British toddler at centre of legal battle dies

Alfie Evans latest news update Instagram

Alfie Evans latest news update Instagram

The heartbroken parents of Alfie Evans say their son died early this morning after a long legal battle to prolong his life.

In the wee hours of Saturday morning, 23-month-old Alfie Evans yielded up his spirit, after days of fighting on after staff at Alder Hey Children's Hospital removed his ventilator in an act meant to result in his death.

'We are heart broken. "We are heartbroken. Thank you everyone for all your support", the mother, Kate James, wrote on Facebook.

After a series of court cases, doctors at Alder Hey Children's Hospital in Liverpool removed his life support on Monday, April 23, against his parents' wishes.

Mr Evans said their lives had been "turned upside down" by the "intense focus" his case had received.

In a statement, Alder Hey wrote: 'We wish to express our heartfelt sympathy and condolences to Alfie's family at this extremely distressing time. "This has been a devastating journey for them".

Prior to Alfie's passing, his father thanked everyone for their support and requested privacy to facilitate reconciliation with the hospital authorities.

Alfie had a rare, degenerative disease and had been in a semi-vegetative state for more than a year. "Today i pray especially for his parents, as God the Father receives him into his tender embrace".

Earlier in April, Evans pleaded with him to "save our son" during a meeting in Rome.

Alfie, who was born in May 2016, was first admitted to Alder Hey hospital the following December after suffering seizures, and had been a patient at the hospital ever since.

After being in a coma for over a year before his life-support was stopped after appeals and pleas to the judges and courts failed.

"The only master of life, from the beginning to its natural end, is God, and our duty is to do everything to protect life", he said.

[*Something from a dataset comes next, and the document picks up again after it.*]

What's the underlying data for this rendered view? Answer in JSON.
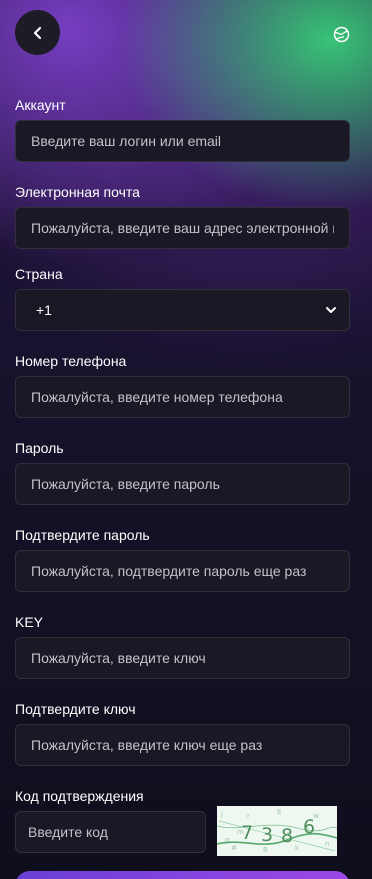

The hospital said in a statement that it consulted with outside doctors, including ones in Rome, who concluded that the child's condition was irreversible and untreatable. Italy has provided Alfie citizenship. Hundreds of people gathered that day in the hospital and tried to storm the building.

British law states that parents "cannot demand a particular treatment to be continued where the burdens of the treatment clearly outweigh the benefits for the child", Agence France-Presse reported. If Alfie's parent were to do this, they would be charged with child abuse, but under Britain's system of socialized medicine, it's simply a hospital decision reinforced by a court ruling. But his parents fought for months to try to convince judges to allow them to take him to the Vatican's children's hospital so he could be kept on life support.